Et puis, pour la plupart des Israéliens comme pour n’importe quel jeune du monde, le désir d’émancipation, de nouvelles rencontres et d’expériences de vie, loin du cocon familial, motive cette « envie d’ailleurs ».
« Mes parents ont vécu à New-York pendant un an lorsqu’ils avaient mon âge. J’ai grandi avec les récits de leur aventure et j’ai toujours été fascinée par l’idée de vivre dans un autre pays. Quand j’ai su que je voulais étudier le design d’intérieur, il était clair que pour un domaine aussi compétitif, je devais étudier dans un endroit qui me donnerait des avantages, alors je suis partie à Milan dans une université privée », raconte-t-elle.

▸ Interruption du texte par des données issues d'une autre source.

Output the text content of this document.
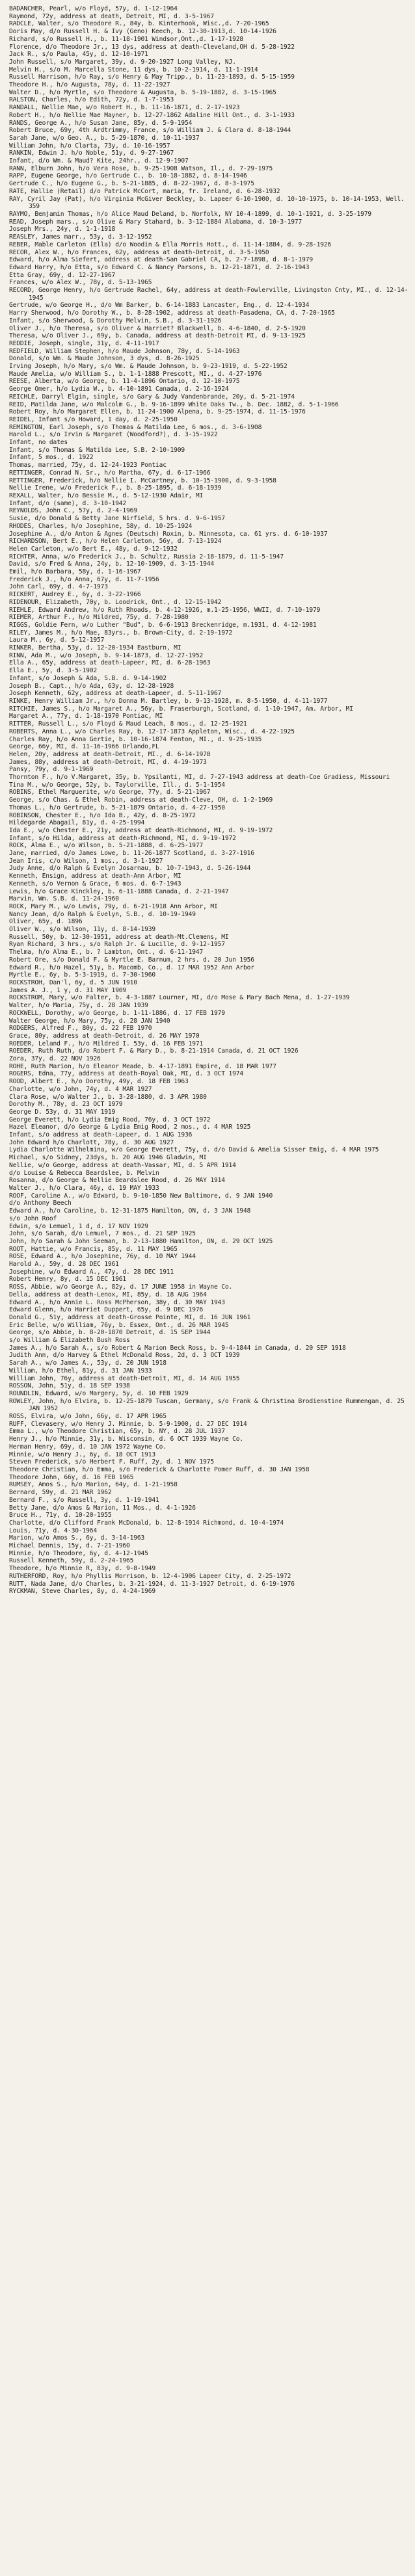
BADANCHER, Pearl, w/o Floyd, 57y, d. 1-12-1964

Raymond, 72y, address at death, Detroit, MI, d. 3-5-1967

RADCLE, Walter, s/o Theodore R., 84y, b. Kinterhook, Wisc.,d. 7-20-1965

Doris May, d/o Russell H. & Ivy (Geno) Keech, b. 12-30-1913,d. 10-14-1926

Richard, s/o Russell H., b. 11-18-1901 Windsor,Ont.,d. 1-17-1928

Florence, d/o Theodore Jr., 13 dys, address at death-Cleveland,OH d. 5-28-1922

Jack R., s/o Paula, 45y, d. 12-10-1971

John Russell, s/o Margaret, 39y, d. 9-20-1927 Long Valley, NJ.

Melvin H., s/o M. Marcella Stone, 11 dys, b. 10-2-1914, d. 11-1-1914

Russell Harrison, h/o Ray, s/o Henry & May Tripp., b. 11-23-1893, d. 5-15-1959

Theodore H., h/o Augusta, 78y, d. 11-22-1927

Walter D., h/o Myrtle, s/o Theodore & Augusta, b. 5-19-1882, d. 3-15-1965

RALSTON, Charles, h/o Edith, 72y, d. 1-7-1953

RANDALL, Nellie Mae, w/o Robert H., b. 11-16-1871, d. 2-17-1923

Robert H., h/o Nellie Mae Mayner, b. 12-27-1862 Adaline Hill Ont., d. 3-1-1933

RANDS, George A., h/o Susan Jane, 85y, d. 5-9-1954

Robert Bruce, 69y, 4th Ardtrimmy, France, s/o William J. & Clara d. 8-18-1944

Sarah Jane, w/o Geo. A., b. 5-29-1870, d. 10-11-1937

William John, h/o Clarta, 73y, d. 10-16-1957

RANKIN, Edwin J. h/o Noble, 51y, d. 9-27-1967

Infant, d/o Wm. & Maud? Kite, 24hr., d. 12-9-1907

RANN, Elburn John, h/o Vera Rose, b. 9-25-1908 Watson, Il., d. 7-29-1975

RAPP, Eugene George, h/o Gertrude C., b. 10-18-1882, d. 8-14-1946

Gertrude C., h/o Eugene G., b. 5-21-1885, d. 8-22-1967, d. 8-3-1975

RATE, Hallie (Retail) d/o Patrick McCort, maria, fr. Ireland, d. 6-28-1932

RAY, Cyril Jay (Pat), h/o Virginia McGiver Beckley, b. Lapeer 6-10-1900, d. 10-10-1975, b. 10-14-1953, Well. 359

RAYMO, Benjamin Thomas, h/o Alice Maud Deland, b. Norfolk, NY 10-4-1899, d. 10-1-1921, d. 3-25-1979

READ, Joseph mars., s/o Olive & Mary Stahard, b. 3-12-1884 Alabama, d. 10-3-1977

Joseph Mrs., 24y, d. 1-1-1918

REASLEY, James marr., 53y, d. 3-12-1952

REBER, Mable Carleton (Ella) d/o Woodin & Ella Morris Hott., d. 11-14-1884, d. 9-28-1926

RECOR, Alex W., h/o Frances, 62y, address at death-Detroit, d. 3-5-1950

Edward, h/o Alma Siefert, address at death-San Gabriel CA, b. 2-7-1898, d. 8-1-1979

Edward Harry, h/o Etta, s/o Edward C. & Nancy Parsons, b. 12-21-1871, d. 2-16-1943

Etta Gray, 69y, d. 12-27-1967

Frances, w/o Alex W., 78y, d. 5-13-1965

RECORD, George Henry, h/o Gertrude Rachel, 64y, address at death-Fowlerville, Livingston Cnty, MI., d. 12-14-1945

Gertrude, w/o George H., d/o Wm Barker, b. 6-14-1883 Lancaster, Eng., d. 12-4-1934

Harry Sherwood, h/o Dorothy W., b. 8-28-1902, address at death-Pasadena, CA, d. 7-20-1965

Infant, s/o Sherwood, & Dorothy Melvin, S.B., d. 3-31-1926

Oliver J., h/o Theresa, s/o Oliver & Harriet? Blackwell, b. 4-6-1840, d. 2-5-1920

Theresa, w/o Oliver J., 69y, b. Canada, address at death-Detroit MI, d. 9-13-1925

REDDIE, Joseph, single, 31y, d. 4-11-1917

REDFIELD, William Stephen, h/o Maude Johnson, 78y, d. 5-14-1963

Donald, s/o Wm. & Maude Johnson, 3 dys, d. 8-26-1925

Irving Joseph, h/o Mary, s/o Wm. & Maude Johnson, b. 9-23-1919, d. 5-22-1952

Maude Amelia, w/o William S., b. 1-1-1888 Prescott, MI., d. 4-27-1976

REESE, Alberta, w/o George, b. 11-4-1896 Ontario, d. 12-10-1975

George Omer, h/o Lydia W., b. 4-10-1891 Canada, d. 2-16-1924

REICHLE, Darryl Elgin, single, s/o Gary & Judy Vandenbrande, 20y, d. 5-21-1974

REID, Matilda Jane, w/o Malcolm G., b. 9-16-1899 White Oaks Tw., b. Dec. 1882, d. 5-1-1966

Robert Roy, h/o Margaret Ellen, b. 11-24-1900 Alpena, b. 9-25-1974, d. 11-15-1976

REIDEL, Infant s/o Howard, 1 day, d. 2-25-1950

REMINGTON, Earl Joseph, s/o Thomas & Matilda Lee, 6 mos., d. 3-6-1908

Harold L., s/o Irvin & Margaret (Woodford?), d. 3-15-1922

Infant, no dates

Infant, s/o Thomas & Matilda Lee, S.B. 2-10-1909

Infant, 5 mos., d. 1922

Thomas, married, 75y, d. 12-24-1923 Pontiac

RETTINGER, Conrad N. Sr., h/o Martha, 67y, d. 6-17-1966

RETTINGER, Frederick, h/o Nellie I. McCartney, b. 10-15-1900, d. 9-3-1958

Nellie Irene, w/o Frederick F., b. 8-25-1895, d. 6-18-1939

REXALL, Walter, h/o Bessie M., d. 5-12-1930 Adair, MI

Infant, d/o (same), d. 3-10-1942

REYNOLDS, John C., 57y, d. 2-4-1969

Susie, d/o Donald & Betty Jane Nirfield, 5 hrs. d. 9-6-1957

RHODES, Charles, h/o Josephine, 58y, d. 10-25-1924

Josephine A., d/o Anton & Agnes (Deutsch) Roxin, b. Minnesota, ca. 61 yrs. d. 6-10-1937

RICHARDSON, Bert E., h/o Helen Carleton, 56y, d. 7-13-1924

Helen Carleton, w/o Bert E., 48y, d. 9-12-1932

RICHTER, Anna, w/o Frederick J., b. Schultz, Russia 2-18-1879, d. 11-5-1947

David, s/o Fred & Anna, 24y, b. 12-10-1909, d. 3-15-1944

Emil, h/o Barbara, 58y, d. 1-16-1967

Frederick J., h/o Anna, 67y, d. 11-7-1956

John Carl, 69y, d. 4-7-1973

RICKERT, Audrey E., 6y, d. 3-22-1966

RIDENOUR, Elizabeth, 70y, b. Loodrick, Ont., d. 12-15-1942

RIEHLE, Edward Andrew, h/o Ruth Rhoads, b. 4-12-1926, m.1-25-1956, WWII, d. 7-10-1979

RIEMER, Arthur F., h/o Mildred, 75y, d. 7-28-1980

RIGGS, Goldie Fern, w/o Luther "Bud", b. 6-6-1913 Breckenridge, m.1931, d. 4-12-1981

RILEY, James M., h/o Mae, 83yrs., b. Brown-City, d. 2-19-1972

Laura M., 6y, d. 5-12-1957

RINKER, Bertha, 53y, d. 12-20-1934 Eastburn, MI

RINN, Ada M., w/o Joseph, b. 9-14-1873, d. 12-27-1952

Ella A., 65y, address at death-Lapeer, MI, d. 6-28-1963

Ella E., 5y, d. 3-5-1902

Infant, s/o Joseph & Ada, S.B. d. 9-14-1902

Joseph B., Capt., h/o Ada, 63y, d. 12-28-1928

Joseph Kenneth, 62y, address at death-Lapeer, d. 5-11-1967

RINKE, Henry William Jr., h/o Donna M. Bartley, b. 9-13-1928, m. 8-5-1950, d. 4-11-1977

RITCHIE, James S., h/o Margaret A., 56y, b. Fraserburgh, Scotland, d. 1-10-1947, Am. Arbor, MI

Margaret A., 77y, d. 1-18-1970 Pontiac, MI

RITTER, Russell L., s/o Floyd & Maud Leach, 8 mos., d. 12-25-1921

ROBERTS, Anna L., w/o Charles Ray, b. 12-17-1873 Appleton, Wisc., d. 4-22-1925

Charles Ray, h/o Anna Gertie, b. 10-16-1874 Fenton, MI., d. 9-25-1935

George, 66y, MI, d. 11-16-1966 Orlando,FL

Helen, 20y, address at death-Detroit, MI., d. 6-14-1978

James, 88y, address at death-Detroit, MI, d. 4-19-1973

Pansy, 79y, d. 9-1-1969

Thornton F., h/o V.Margaret, 35y, b. Ypsilanti, MI, d. 7-27-1943 address at death-Coe Gradiess, Missouri

Tina M., w/o George, 52y, b. Taylorville, Ill., d. 5-1-1954

ROBINS, Ethel Marguerite, w/o George, 77y, d. 5-21-1967

George, s/o Chas. & Ethel Robin, address at death-Cleve, OH, d. 1-2-1969

Thomas L., h/o Gertrude, b. 5-21-1879 Ontario, d. 4-27-1950

ROBINSON, Chester E., h/o Ida B., 42y, d. 8-25-1972

Hildegarde Abagail, 81y, d. 4-25-1994

Ida E., w/o Chester E., 21y, address at death-Richmond, MI, d. 9-19-1972

Infant, s/o Hilda, address at death-Richmond, MI, d. 9-19-1972

ROCK, Alma E., w/o Wilson, b. 5-21-1888, d. 6-25-1977

Jane, married, d/o James Lowe, b. 11-26-1877 Scotland, d. 3-27-1916

Jean Iris, c/o Wilson, 1 mos., d. 3-1-1927

Judy Anne, d/o Ralph & Evelyn Josarnau, b. 10-7-1943, d. 5-26-1944

Kenneth, Ensign, address at death-Ann Arbor, MI

Kenneth, s/o Vernon & Grace, 6 mos. d. 6-7-1943

Lewis, h/o Grace Kinckley, b. 6-11-1888 Canada, d. 2-21-1947

Marvin, Wm. S.B. d. 11-24-1960

ROCK, Mary M., w/o Lewis, 79y, d. 6-21-1918 Ann Arbor, MI

Nancy Jean, d/o Ralph & Evelyn, S.B., d. 10-19-1949

Oliver, 65y, d. 1896

Oliver W., s/o Wilson, 11y, d. 8-14-1939

Russell, 50y, b. 12-30-1951, address at death-Mt.Clemens, MI

Ryan Richard, 3 hrs., s/o Ralph Jr. & Lucille, d. 9-12-1957

Thelma, h/o Alma E., b. ? Lambton, Ont., d. 6-11-1947

Robert Ore, s/o Donald F. & Myrtle E. Barnum, 2 hrs. d. 20 Jun 1956

Edward R., h/o Hazel, 51y, b. Macomb, Co., d. 17 MAR 1952 Ann Arbor

Myrtle E., 6y, b. 5-3-1919, d. 7-30-1960

ROCKSTROH, Dan'l, 6y, d. 5 JUN 1910

James A. J., 1 y, d. 31 MAY 1909

ROCKSTROM, Mary, w/o Falter, b. 4-3-1887 Lourner, MI, d/o Mose & Mary Bach Mena, d. 1-27-1939

Walter, h/o Maria, 75y, d. 28 JAN 1939

ROCKWELL, Dorothy, w/o George, b. 1-11-1886, d. 17 FEB 1979

Walter George, h/o Mary, 75y, d. 28 JAN 1940

RODGERS, Alfred F., 80y, d. 22 FEB 1970

Grace, 80y, address at death-Detroit, d. 26 MAY 1970

ROEDER, Leland F., h/o Mildred I. 53y, d. 16 FEB 1971

ROEDER, Ruth Ruth, d/o Robert F. & Mary D., b. 8-21-1914 Canada, d. 21 OCT 1926

Zora, 37y, d. 22 NOV 1926

ROHE, Ruth Marion, h/o Eleanor Meade, b. 4-17-1891 Empire, d. 18 MAR 1977

ROGERS, Edna, 77y, address at death-Royal Oak, MI, d. 3 OCT 1974

ROOD, Albert E., h/o Dorothy, 49y, d. 18 FEB 1963

Charlotte, w/o John, 74y, d. 4 MAR 1927

Clara Rose, w/o Walter J., b. 3-28-1880, d. 3 APR 1980

Dorothy M., 78y, d. 23 OCT 1979

George D. 53y, d. 31 MAY 1919

George Everett, h/o Lydia Emig Rood, 76y, d. 3 OCT 1972

Hazel Eleanor, d/o George & Lydia Emig Rood, 2 mos., d. 4 MAR 1925

Infant, s/o address at death-Lapeer, d. 1 AUG 1936

John Edward h/o Charlott, 78y, d. 30 AUG 1927

Lydia Charlotte Wilhelmina, w/o George Everett, 75y, d. d/o David & Amelia Sisser Emig, d. 4 MAR 1975

Michael, s/o Sidney, 23dys, b. 20 AUG 1946 Gladwin, MI

Nellie, w/o George, address at death-Vassar, MI, d. 5 APR 1914

d/o Louise & Rebecca Beardslee, b. Melvin

Rosanna, d/o George & Nellie Beardslee Rood, d. 26 MAY 1914

Walter J., h/o Clara, 46y, d. 19 MAY 1933

ROOF, Caroline A., w/o Edward, b. 9-10-1850 New Baltimore, d. 9 JAN 1940

d/o Anthony Beech

Edward A., h/o Caroline, b. 12-31-1875 Hamilton, ON, d. 3 JAN 1948

s/o John Roof

Edwin, s/o Lemuel, 1 d, d. 17 NOV 1929

John, s/o Sarah, d/o Lemuel, 7 mos., d. 21 SEP 1925

John, h/o Sarah & John Seeman, b. 2-13-1880 Hamilton, ON, d. 29 OCT 1925

ROOT, Hattie, w/o Francis, 85y, d. 11 MAY 1965

ROSE, Edward A., h/o Josephine, 76y, d. 10 MAY 1944

Harold A., 59y, d. 28 DEC 1961

Josephine, w/o Edward A., 47y, d. 28 DEC 1911

Robert Henry, 8y, d. 15 DEC 1961

ROSS, Abbie, w/o George A., 82y, d. 17 JUNE 1958 in Wayne Co.

Della, address at death-Lenox, MI, 85y, d. 18 AUG 1964

Edward A., h/o Annie L. Ross McPherson, 38y, d. 30 MAY 1943

Edward Glenn, h/o Harriet Duppert, 65y, d. 9 DEC 1976

Donald G., 51y, address at death-Grosse Pointe, MI, d. 16 JUN 1961

Eric Belle, w/o William, 76y, b. Essex, Ont., d. 26 MAR 1945

George, s/o Abbie, b. 8-20-1870 Detroit, d. 15 SEP 1944

s/o William & Elizabeth Bush Ross

James A., h/o Sarah A., s/o Robert & Marion Beck Ross, b. 9-4-1844 in Canada, d. 20 SEP 1918

Judith Ann, d/o Harvey & Ethel McDonald Ross, 2d, d. 3 OCT 1939

Sarah A., w/o James A., 53y, d. 20 JUN 1918

William, h/o Ethel, 81y, d. 31 JAN 1933

William John, 76y, address at death-Detroit, MI, d. 14 AUG 1955

ROSSON, John, 51y, d. 18 SEP 1938

ROUNDLIN, Edward, w/o Margery, 5y, d. 10 FEB 1929

ROWLEY, John, h/o Elvira, b. 12-25-1879 Tuscan, Germany, s/o Frank & Christina Brodienstine Rummengan, d. 25 JAN 1952

ROSS, Elvira, w/o John, 66y, d. 17 APR 1965

RUFF, Clevasery, w/o Henry J. Minnie, b. 5-9-1900, d. 27 DEC 1914

Emma L., w/o Theodore Christian, 65y, b. NY, d. 28 JUL 1937

Henry J., h/o Minnie, 31y, b. Wisconsin, d. 6 OCT 1939 Wayne Co.

Herman Henry, 69y, d. 10 JAN 1972 Wayne Co.

Minnie, w/o Henry J., 6y, d. 18 OCT 1913

Steven Frederick, s/o Herbert F. Ruff, 2y, d. 1 NOV 1975

Theodore Christian, h/o Emma, s/o Frederick & Charlotte Pomer Ruff, d. 30 JAN 1958

Theodore John, 66y, d. 16 FEB 1965

RUMSEY, Amos S., h/o Marion, 64y, d. 1-21-1958

Bernard, 59y, d. 21 MAR 1962

Bernard F., s/o Russell, 3y, d. 1-19-1941

Betty Jane, d/o Amos & Marion, 11 Mos., d. 4-1-1926

Bruce H., 71y, d. 10-20-1955

Charlotte, d/o Clifford Frank McDonald, b. 12-8-1914 Richmond, d. 10-4-1974

Louis, 71y, d. 4-30-1964

Marion, w/o Amos S., 6y, d. 3-14-1963

Michael Dennis, 15y, d. 7-21-1960

Minnie, h/o Theodore, 6y, d. 4-12-1945

Russell Kenneth, 59y, d. 2-24-1965

Theodore, h/o Minnie R, 83y, d. 9-8-1949

RUTHERFORD, Roy, h/o Phyllis Morrison, b. 12-4-1906 Lapeer City, d. 2-25-1972

RUTT, Nada Jane, d/o Charles, b. 3-21-1924, d. 11-3-1927 Detroit, d. 6-19-1976

RYCKMAN, Steve Charles, 8y, d. 4-24-1969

La jeune fille explique que cela lui a également prouvé qu’elle pouvait se débrouiller par elle-même dans toute situation.
« L’éloignement de ma famille et de mes amis me permet d’en apprendre beaucoup sur mes capacités personnelles. A mon âge, j’ai déjà animé un seder de Pessah, j’ai dû aller à l’hôpital et gérer plein de choses seule, sans filet de sécurité, cela m’a donné une grande confiance en moi », assure-t-elle.
En octobre, Noa entamera sa troisième et dernière année de licence.
« C’est une expérience incroyable! J’étudie dans un programme international, ce qui me permet d’être en contact avec des personnes qui viennent des quatre coins de la planète. Mon anglais s’est aussi considérablement amélioré », a-t-elle dit.
Pour Gil Ezovi, qui a fait son MBA (master en management et gestion d’entreprise) pendant deux ans au sein de la prestigieuse université Esade de Barcelone, l’une des plus réputées au monde, l’objectif était de travailler ensuite en Europe.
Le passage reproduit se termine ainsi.